Bislang wurden Rechtsradikale meist freigesprochen, weil das Strafmaß zu hoch erschien/ Künftig wird „Auschwitzlüge“ strafbar/ Haiders FPÖ könnte unter neues NS-Verbots-Gesetz fallen  ■ Aus Wien Michael Völker

Mit einem reformierten NS-Verbots-Gesetz will die österreichische Regierung den immer offensichtlicheren rechtsradikalen Umtrieben in der Alpenrepublik zu Leibe rücken. In einer Blitzaktion hatten sich die Koalitionsparteien SPÖ und ÖVP vergangene Woche auf die Neufassung geeinigt — heute soll sie im Parlament eingebracht werden. Wenn es in diesem Tempo weitergeht, könnte das Gesetz bereits nächste Woche beschlossen werden.

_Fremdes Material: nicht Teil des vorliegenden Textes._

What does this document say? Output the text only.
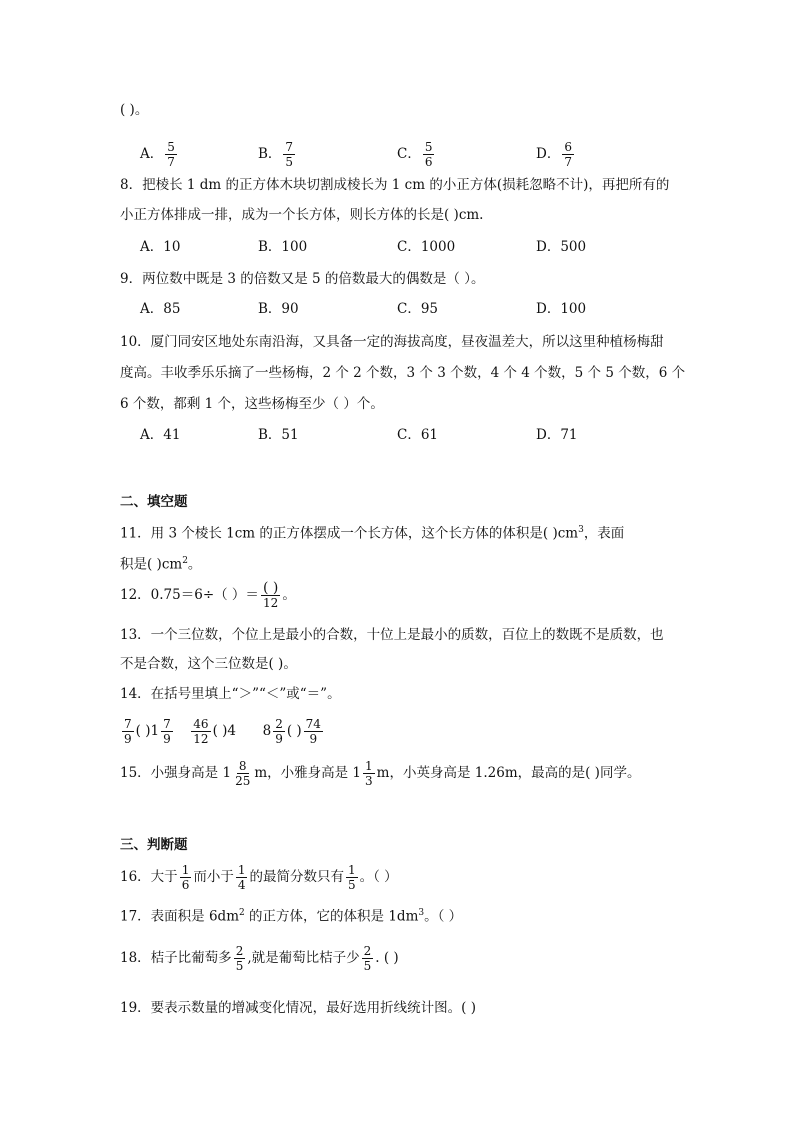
( )。
A． $\frac{5}{7}$	B． $\frac{7}{5}$	C． $\frac{5}{6}$	D． $\frac{6}{7}$
8．把棱长 1 dm 的正方体木块切割成棱长为 1 cm 的小正方体(损耗忽略不计)，再把所有的
小正方体排成一排，成为一个长方体，则长方体的长是( )cm.
A．10	B．100	C．1000	D．500
9．两位数中既是 3 的倍数又是 5 的倍数最大的偶数是（ ）。
A．85	B．90	C．95	D．100
10．厦门同安区地处东南沿海，又具备一定的海拔高度，昼夜温差大，所以这里种植杨梅甜
度高。丰收季乐乐摘了一些杨梅，2 个 2 个数，3 个 3 个数，4 个 4 个数，5 个 5 个数，6 个
6 个数，都剩 1 个，这些杨梅至少（ ）个。
A．41	B．51	C．61	D．71
二、填空题
11．用 3 个棱长 1cm 的正方体摆成一个长方体，这个长方体的体积是( )$cm^3$，表面
积是( )$cm^2$。
12．0.75＝6÷（ ）＝ $\frac{( )}{12}$ 。
13．一个三位数，个位上是最小的合数，十位上是最小的质数，百位上的数既不是质数，也
不是合数，这个三位数是( )。
14．在括号里填上“＞”“＜”或“＝”。
$\frac{7}{9}$ ( )$1 \frac{7}{9}$
$\frac{46}{12}$ ( )4 $8 \frac{2}{9}$ ( ) $\frac{74}{9}$
15．小强身高是 $1 \frac{8}{25}$ m，小雅身高是 $1 \frac{1}{3}$ m，小英身高是 1.26m，最高的是( )同学。
三、判断题
16．大于 $\frac{1}{6}$ 而小于 $\frac{1}{4}$ 的最简分数只有 $\frac{1}{5}$ 。（ ）
17．表面积是 $6dm^2$ 的正方体，它的体积是 $1dm^3$。（ ）
18．桔子比葡萄多 $\frac{2}{5}$ ,就是葡萄比桔子少 $\frac{2}{5}$ . ( )
19．要表示数量的增减变化情况，最好选用折线统计图。( )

Zentraler Punkt der Reform ist die Herabsetzung des Strafrahmens. Bislang gab es bei „Wiederbetätigung im nationalsozialistischen Sinne“ nur die Strafmöglichkeit lebenslänglich. Nach dem neugefaßten Gesetz soll es statt dessen einen Ermessensrahmen zwischen zehn Jahren und lebenslänglich geben. Bei „besonderer Gefährlichkeit des Täters“ soll das Strafmaß von derzeit fünf bis zehn Jahren auf künftig ein bis zehn Jahre heraufgesetzt werden. Dafür wird der Paragraph um die sogenannte „Auschwitzlüge“ ergänzt, die bislang nur bei „Wiederbetätigung“ strafbar war.

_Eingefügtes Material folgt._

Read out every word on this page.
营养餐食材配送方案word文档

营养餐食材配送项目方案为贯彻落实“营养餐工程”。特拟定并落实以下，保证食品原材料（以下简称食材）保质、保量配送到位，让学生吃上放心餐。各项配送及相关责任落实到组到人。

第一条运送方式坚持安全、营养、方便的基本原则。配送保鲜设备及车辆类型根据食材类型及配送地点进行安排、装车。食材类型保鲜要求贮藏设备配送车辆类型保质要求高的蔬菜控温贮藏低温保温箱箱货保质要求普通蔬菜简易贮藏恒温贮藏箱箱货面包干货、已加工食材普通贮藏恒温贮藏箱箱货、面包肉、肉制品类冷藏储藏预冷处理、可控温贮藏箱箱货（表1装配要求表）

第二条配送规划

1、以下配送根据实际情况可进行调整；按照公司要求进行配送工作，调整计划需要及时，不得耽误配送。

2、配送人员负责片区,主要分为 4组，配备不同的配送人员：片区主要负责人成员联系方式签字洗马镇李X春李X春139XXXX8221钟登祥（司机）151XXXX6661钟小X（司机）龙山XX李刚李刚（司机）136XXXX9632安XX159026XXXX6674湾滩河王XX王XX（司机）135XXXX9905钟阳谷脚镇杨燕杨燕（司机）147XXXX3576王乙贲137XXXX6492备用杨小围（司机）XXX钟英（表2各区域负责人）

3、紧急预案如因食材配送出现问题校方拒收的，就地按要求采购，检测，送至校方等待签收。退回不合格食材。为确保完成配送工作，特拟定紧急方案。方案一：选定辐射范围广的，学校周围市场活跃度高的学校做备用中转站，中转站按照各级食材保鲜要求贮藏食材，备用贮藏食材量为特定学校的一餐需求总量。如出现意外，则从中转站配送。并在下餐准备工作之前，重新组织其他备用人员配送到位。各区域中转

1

In nahezu allen österreichischen Prozessen wegen NS-Vergehen nach dem Verbotsgesetz war es bislang zu Freisprüchen gekommen. Den Geschworenen schien der Strafrahmen zu hoch. Politiker beider Koalitionsparteien äußern nun die Hoffnung, daß die Gesetzesänderung nicht zu einem Signal in die falsche Richtung gerate. Schließlich bliebe die Strafobergrenze unverändert, und die Ausweitung des Strafrahmens nach unten mache eine effizientere gerichtliche Verfolgung möglich.

FPÖ-Chef Jörg Haider forderte zum Verbotsgesetz eine „Tatbestandsergänzung“: Er will das Leugnen jeglichen Völkermords unter Strafe stellen, nicht nur des nationalsozialistischen, sondern auch der an Tibetanern, Kurden und Indianern. Im Zuge der Neonazi-Diskussion war der FPÖ-Obmann selbst in deren Mitte gerückt: SPÖ-Generalsekretär Josef Cap hatte Haider „Mitverantwortung für das Anwachsen rechtsextremer Umtriebe in Österreich“ vorgeworfen.

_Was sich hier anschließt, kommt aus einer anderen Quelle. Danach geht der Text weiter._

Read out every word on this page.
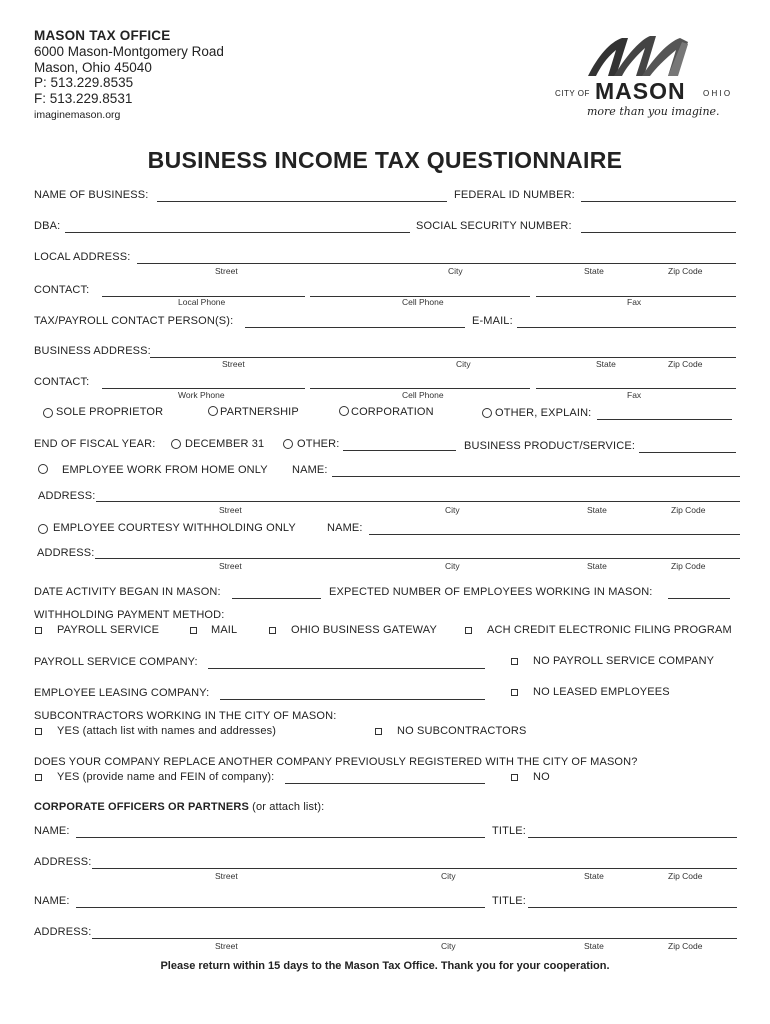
MASON TAX OFFICE
6000 Mason-Montgomery Road
Mason, Ohio 45040
P: 513.229.8535
F: 513.229.8531
imaginemason.org
CITY OF MASON O H I O
more than you imagine.
BUSINESS INCOME TAX QUESTIONNAIRE
NAME OF BUSINESS:	FEDERAL ID NUMBER:
DBA:	SOCIAL SECURITY NUMBER:
LOCAL ADDRESS:
Street	City	State	Zip Code
CONTACT:
Local Phone	Cell Phone	Fax
TAX/PAYROLL CONTACT PERSON(S):	E-MAIL:
BUSINESS ADDRESS:
Street	City	State	Zip Code
CONTACT:
Work Phone	Cell Phone	Fax
SOLE PROPRIETOR	PARTNERSHIP	CORPORATION	OTHER, EXPLAIN:
END OF FISCAL YEAR:	DECEMBER 31	OTHER:	BUSINESS PRODUCT/SERVICE:
EMPLOYEE WORK FROM HOME ONLY NAME:
ADDRESS:
Street	City	State	Zip Code
EMPLOYEE COURTESY WITHHOLDING ONLY	NAME:
ADDRESS:
Street	City	State	Zip Code
DATE ACTIVITY BEGAN IN MASON:	EXPECTED NUMBER OF EMPLOYEES WORKING IN MASON:
WITHHOLDING PAYMENT METHOD:
PAYROLL SERVICE	MAIL	OHIO BUSINESS GATEWAY	ACH CREDIT ELECTRONIC FILING PROGRAM
PAYROLL SERVICE COMPANY:	NO PAYROLL SERVICE COMPANY
EMPLOYEE LEASING COMPANY:	NO LEASED EMPLOYEES
SUBCONTRACTORS WORKING IN THE CITY OF MASON:
YES (attach list with names and addresses)	NO SUBCONTRACTORS
DOES YOUR COMPANY REPLACE ANOTHER COMPANY PREVIOUSLY REGISTERED WITH THE CITY OF MASON?
YES (provide name and FEIN of company):	NO
CORPORATE OFFICERS OR PARTNERS (or attach list):
NAME:	TITLE:
ADDRESS:
Street	City	State	Zip Code
NAME:	TITLE:
ADDRESS:
Street	City	State	Zip Code
Please return within 15 days to the Mason Tax Office. Thank you for your cooperation.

Währenddessen veröffentlichte das Wiener „Dokumentationsarchiv des Österreichischen Widerstands“ eine umfangreiche Liste mit FPÖ- Funktionären, die enge Kontakte zu rechtsextremen Organisationen pflegen. Peinlich genau werden darin 36 FPÖ-Funktionäre aufgezählt, die an Veranstaltungen rechtsextremer Gruppen teilnahmen oder dort referierten, in rechtsradikalen Publikationen veröffentlichen oder diese herausgeben. Für Haider stellt sich nun auch die Frage, ob nicht seine eigene Äußerung, daß „sie im Dritten Reich wenigstens eine ordentliche Beschäftigungspolitik gemacht haben“, unter das neue Verbotsgesetz fallen könnte.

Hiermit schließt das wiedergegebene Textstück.